This is the first textbook treatment of work leading to the landmark 1979 Kazhdan–Lusztig Conjecture on characters of simple highest weight modules for a semisimple Lie algebra \(\mathfrak{g}\) over \(\mathbb {C}\). The setting is the module category \(\mathscr {O}\) introduced by Bernstein–Gelfand–Gelfand, which includes all highest weight modules for \(\mathfrak{g}\) such as Verma modules and finite dimensional simple modules. Analogues of this category have become influential in many areas of representation theory.
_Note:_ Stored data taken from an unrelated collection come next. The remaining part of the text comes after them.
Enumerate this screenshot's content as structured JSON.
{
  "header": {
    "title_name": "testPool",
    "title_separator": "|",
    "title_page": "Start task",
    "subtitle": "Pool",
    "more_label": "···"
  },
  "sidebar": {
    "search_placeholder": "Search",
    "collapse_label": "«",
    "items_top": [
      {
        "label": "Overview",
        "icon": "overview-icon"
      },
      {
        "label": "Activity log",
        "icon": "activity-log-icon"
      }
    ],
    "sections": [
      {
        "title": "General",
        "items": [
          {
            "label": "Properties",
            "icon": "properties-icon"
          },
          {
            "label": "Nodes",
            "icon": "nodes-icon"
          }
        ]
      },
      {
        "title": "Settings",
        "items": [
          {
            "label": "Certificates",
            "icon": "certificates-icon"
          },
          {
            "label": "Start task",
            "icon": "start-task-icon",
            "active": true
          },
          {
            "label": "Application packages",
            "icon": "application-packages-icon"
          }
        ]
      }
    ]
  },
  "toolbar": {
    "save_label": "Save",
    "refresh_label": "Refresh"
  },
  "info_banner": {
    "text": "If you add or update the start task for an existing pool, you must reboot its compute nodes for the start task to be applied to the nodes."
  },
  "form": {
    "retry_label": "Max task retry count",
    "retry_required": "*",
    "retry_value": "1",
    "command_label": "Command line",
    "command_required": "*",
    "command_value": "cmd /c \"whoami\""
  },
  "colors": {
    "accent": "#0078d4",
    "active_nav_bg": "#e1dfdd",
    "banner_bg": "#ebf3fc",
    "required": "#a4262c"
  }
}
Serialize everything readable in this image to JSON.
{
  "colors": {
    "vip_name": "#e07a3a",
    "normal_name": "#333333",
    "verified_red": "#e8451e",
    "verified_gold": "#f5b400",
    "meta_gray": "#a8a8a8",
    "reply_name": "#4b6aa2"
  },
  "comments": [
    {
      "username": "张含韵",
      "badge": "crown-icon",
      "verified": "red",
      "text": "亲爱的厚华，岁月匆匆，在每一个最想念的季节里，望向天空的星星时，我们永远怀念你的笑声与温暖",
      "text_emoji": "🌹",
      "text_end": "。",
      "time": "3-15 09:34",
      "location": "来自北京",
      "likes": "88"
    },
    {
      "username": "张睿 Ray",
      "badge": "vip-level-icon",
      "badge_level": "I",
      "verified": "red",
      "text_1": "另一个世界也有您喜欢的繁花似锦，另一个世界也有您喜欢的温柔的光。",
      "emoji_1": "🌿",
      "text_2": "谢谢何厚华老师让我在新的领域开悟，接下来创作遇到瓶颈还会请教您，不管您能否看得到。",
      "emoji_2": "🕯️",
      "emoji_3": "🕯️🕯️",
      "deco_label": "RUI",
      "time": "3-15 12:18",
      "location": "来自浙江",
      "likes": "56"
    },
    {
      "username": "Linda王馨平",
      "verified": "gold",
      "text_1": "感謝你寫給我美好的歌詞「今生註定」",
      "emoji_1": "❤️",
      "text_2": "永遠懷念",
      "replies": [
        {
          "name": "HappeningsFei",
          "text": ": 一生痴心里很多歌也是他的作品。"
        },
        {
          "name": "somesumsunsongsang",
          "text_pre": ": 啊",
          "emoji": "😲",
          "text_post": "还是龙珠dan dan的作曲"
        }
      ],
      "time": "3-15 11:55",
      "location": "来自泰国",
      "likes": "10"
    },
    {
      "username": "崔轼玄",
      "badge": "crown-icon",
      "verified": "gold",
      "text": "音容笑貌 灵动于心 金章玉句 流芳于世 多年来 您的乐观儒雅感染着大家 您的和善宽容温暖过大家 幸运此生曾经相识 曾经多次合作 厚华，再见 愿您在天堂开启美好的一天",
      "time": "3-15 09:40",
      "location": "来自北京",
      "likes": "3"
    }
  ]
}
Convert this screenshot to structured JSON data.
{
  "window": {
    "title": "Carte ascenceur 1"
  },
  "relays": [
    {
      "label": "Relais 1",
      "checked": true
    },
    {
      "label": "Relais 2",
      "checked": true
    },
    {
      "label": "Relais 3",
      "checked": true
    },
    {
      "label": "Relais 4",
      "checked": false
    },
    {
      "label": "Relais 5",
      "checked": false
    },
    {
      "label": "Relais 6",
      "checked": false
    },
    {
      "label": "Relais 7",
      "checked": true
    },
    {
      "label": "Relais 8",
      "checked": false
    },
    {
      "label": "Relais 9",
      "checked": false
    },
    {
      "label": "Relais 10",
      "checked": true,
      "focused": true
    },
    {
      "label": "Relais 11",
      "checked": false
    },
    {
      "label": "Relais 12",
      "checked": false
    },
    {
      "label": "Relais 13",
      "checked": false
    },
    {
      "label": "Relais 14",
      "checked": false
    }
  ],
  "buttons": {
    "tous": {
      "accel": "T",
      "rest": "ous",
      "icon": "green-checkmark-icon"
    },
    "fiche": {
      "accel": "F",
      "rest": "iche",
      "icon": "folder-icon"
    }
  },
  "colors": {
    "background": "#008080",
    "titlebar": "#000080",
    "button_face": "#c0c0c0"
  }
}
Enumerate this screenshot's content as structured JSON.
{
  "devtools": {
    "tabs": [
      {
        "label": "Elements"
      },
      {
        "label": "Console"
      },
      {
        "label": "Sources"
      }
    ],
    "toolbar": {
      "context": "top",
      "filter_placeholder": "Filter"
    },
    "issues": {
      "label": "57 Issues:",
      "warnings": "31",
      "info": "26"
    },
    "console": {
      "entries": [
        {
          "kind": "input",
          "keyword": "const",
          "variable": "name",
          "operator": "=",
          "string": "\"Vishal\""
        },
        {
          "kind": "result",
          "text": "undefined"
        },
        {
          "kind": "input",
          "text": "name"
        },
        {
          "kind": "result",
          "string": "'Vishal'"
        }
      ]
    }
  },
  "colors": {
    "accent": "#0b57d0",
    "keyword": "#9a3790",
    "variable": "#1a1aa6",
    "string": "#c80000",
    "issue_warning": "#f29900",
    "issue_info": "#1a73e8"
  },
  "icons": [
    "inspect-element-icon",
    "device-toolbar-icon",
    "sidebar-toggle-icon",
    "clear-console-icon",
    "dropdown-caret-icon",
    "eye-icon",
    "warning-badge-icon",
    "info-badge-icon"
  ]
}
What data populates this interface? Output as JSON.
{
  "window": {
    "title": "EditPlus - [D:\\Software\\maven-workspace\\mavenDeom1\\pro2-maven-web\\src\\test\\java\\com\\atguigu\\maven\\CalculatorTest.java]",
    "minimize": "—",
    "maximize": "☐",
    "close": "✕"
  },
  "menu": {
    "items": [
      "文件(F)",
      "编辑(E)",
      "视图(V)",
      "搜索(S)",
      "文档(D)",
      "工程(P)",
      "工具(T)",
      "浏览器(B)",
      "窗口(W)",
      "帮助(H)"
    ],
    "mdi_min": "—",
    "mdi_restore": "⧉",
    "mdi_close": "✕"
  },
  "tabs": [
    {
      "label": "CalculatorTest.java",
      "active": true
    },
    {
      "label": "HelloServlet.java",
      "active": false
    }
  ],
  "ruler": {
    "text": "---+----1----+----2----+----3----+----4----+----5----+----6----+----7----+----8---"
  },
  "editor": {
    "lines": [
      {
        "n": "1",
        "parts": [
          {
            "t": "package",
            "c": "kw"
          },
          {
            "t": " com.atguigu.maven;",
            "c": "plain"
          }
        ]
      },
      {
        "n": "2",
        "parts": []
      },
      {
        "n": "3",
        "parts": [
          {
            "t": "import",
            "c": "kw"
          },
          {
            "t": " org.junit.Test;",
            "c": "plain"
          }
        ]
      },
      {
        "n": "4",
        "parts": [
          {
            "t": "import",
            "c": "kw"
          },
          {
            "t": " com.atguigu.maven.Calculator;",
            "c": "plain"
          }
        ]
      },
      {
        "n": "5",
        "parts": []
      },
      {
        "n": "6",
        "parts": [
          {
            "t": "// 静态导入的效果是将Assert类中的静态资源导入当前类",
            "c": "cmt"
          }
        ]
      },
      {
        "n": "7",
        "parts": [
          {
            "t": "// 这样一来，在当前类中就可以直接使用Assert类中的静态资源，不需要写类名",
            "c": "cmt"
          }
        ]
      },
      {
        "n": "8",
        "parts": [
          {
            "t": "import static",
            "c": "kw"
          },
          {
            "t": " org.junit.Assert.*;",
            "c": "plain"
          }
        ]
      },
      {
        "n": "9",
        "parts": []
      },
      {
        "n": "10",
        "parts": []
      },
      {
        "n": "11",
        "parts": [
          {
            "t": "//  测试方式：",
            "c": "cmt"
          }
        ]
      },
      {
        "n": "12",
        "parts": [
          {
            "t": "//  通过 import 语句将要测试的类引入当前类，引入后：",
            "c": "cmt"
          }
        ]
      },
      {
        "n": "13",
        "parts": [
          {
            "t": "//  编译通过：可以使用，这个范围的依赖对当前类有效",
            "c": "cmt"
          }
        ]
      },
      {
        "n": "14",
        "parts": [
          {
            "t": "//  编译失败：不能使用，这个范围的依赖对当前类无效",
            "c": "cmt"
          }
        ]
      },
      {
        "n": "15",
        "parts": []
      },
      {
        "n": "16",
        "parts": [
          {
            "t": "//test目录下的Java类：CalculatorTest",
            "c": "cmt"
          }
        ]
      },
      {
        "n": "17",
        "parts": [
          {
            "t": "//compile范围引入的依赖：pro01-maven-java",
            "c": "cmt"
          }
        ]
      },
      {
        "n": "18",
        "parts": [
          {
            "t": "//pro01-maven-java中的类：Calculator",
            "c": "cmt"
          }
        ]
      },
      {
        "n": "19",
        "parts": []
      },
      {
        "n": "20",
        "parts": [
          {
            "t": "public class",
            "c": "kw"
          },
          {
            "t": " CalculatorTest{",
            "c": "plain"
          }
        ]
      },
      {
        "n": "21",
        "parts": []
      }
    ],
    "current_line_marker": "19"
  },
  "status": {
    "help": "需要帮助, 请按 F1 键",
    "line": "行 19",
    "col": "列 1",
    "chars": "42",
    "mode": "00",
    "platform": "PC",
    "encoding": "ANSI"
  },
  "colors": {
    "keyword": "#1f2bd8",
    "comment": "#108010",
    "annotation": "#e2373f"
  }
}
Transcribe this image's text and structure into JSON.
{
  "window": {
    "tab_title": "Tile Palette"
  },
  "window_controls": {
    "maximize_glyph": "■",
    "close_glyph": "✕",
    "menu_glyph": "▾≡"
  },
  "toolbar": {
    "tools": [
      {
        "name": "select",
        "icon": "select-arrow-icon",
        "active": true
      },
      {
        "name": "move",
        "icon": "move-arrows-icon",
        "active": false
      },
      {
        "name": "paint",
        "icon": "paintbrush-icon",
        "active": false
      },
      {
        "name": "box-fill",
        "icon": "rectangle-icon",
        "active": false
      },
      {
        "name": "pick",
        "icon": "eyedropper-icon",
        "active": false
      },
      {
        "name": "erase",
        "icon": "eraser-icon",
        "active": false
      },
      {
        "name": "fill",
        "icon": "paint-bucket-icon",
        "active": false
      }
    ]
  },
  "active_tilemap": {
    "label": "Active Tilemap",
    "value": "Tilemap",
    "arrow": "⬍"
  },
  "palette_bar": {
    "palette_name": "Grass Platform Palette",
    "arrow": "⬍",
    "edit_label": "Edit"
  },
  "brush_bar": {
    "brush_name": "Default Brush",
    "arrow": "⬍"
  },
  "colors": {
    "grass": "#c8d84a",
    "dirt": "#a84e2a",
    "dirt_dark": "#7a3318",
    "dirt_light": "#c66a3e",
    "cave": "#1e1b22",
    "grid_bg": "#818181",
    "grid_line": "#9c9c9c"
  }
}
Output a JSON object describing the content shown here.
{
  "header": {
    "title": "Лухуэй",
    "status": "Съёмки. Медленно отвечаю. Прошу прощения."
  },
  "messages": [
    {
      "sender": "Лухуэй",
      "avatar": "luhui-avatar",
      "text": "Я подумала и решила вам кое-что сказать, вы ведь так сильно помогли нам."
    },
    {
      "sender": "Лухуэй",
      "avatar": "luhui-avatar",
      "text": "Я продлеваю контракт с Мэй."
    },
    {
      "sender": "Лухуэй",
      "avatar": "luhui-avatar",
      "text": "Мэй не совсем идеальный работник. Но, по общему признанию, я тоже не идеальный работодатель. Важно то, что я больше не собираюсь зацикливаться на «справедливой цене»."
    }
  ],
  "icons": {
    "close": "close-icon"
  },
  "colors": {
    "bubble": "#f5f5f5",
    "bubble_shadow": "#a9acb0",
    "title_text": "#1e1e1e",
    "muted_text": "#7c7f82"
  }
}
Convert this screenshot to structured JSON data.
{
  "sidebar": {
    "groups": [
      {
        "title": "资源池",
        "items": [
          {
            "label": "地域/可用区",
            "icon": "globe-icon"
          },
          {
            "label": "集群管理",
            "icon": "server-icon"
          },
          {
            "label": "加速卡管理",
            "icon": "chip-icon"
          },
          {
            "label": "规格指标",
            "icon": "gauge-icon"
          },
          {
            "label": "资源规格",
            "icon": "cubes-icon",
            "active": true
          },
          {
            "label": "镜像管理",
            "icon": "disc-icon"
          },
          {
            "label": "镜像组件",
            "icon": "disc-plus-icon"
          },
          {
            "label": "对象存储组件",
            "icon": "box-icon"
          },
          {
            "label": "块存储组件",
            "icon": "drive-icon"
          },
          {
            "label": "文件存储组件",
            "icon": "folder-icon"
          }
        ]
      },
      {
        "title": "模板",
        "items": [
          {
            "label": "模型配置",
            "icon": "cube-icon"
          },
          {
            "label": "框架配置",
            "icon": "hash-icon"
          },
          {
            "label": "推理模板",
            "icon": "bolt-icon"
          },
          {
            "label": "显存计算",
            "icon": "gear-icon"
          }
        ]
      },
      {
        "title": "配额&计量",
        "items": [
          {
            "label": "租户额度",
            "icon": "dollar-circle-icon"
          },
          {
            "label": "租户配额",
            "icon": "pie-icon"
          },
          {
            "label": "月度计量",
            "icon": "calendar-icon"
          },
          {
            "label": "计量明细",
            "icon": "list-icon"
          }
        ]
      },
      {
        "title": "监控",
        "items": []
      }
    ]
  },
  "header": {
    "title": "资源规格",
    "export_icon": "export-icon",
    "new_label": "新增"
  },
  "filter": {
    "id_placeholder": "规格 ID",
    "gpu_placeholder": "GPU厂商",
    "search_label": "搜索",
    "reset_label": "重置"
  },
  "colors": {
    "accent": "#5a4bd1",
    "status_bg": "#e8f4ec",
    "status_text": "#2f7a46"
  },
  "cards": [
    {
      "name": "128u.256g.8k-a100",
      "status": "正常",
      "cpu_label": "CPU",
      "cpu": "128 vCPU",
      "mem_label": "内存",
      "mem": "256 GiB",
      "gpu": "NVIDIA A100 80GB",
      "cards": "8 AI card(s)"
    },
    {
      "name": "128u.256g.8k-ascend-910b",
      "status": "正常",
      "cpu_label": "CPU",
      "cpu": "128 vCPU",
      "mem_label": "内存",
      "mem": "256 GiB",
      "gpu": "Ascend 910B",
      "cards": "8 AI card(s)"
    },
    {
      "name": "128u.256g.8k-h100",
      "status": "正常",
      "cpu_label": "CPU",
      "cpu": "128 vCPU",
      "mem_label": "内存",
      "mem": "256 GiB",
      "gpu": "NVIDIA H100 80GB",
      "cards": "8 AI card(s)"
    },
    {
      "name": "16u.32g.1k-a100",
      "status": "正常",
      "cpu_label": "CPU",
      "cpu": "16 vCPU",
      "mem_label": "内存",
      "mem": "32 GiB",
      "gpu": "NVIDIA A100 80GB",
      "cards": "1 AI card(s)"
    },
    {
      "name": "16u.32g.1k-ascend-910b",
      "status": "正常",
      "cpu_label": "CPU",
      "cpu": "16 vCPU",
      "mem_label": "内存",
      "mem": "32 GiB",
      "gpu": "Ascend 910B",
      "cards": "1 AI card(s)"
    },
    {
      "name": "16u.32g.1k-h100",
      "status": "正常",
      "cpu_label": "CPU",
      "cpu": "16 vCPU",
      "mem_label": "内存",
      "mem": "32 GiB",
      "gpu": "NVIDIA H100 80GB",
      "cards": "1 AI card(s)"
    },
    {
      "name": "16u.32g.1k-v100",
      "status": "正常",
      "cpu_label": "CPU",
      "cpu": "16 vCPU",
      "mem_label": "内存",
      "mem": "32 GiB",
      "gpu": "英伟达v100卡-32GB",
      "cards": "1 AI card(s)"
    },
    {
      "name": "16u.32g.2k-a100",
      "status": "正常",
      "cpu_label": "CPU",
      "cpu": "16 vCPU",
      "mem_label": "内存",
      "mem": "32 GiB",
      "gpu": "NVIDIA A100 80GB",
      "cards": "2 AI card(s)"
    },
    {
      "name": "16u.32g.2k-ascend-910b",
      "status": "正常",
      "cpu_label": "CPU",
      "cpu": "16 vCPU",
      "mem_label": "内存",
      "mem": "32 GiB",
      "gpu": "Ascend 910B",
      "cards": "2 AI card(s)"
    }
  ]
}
Part I can be used as a text for independent study or for a mid-level one semester graduate course; it includes exercises and examples. The main prerequisite is familiarity with the structure theory of \(\mathfrak{g}\). Basic techniques in category \(\mathscr {O}\) such as BGG Reciprocity and Jantzen's translation functors are developed, culminating in an overview of the proof of the Kazhdan–Lusztig Conjecture (due to Beilinson–Bernstein and Brylinski–Kashiwara). The full proof however is beyond the scope of this book, requiring deep geometric methods: \(D\)-modules and perverse sheaves on the flag variety. Part II introduces closely related topics important in current research: parabolic category \(\mathscr {O}\), projective functors, tilting modules, twisting and completion functors, and Koszul duality theorem of Beilinson–Ginzburg–Soergel.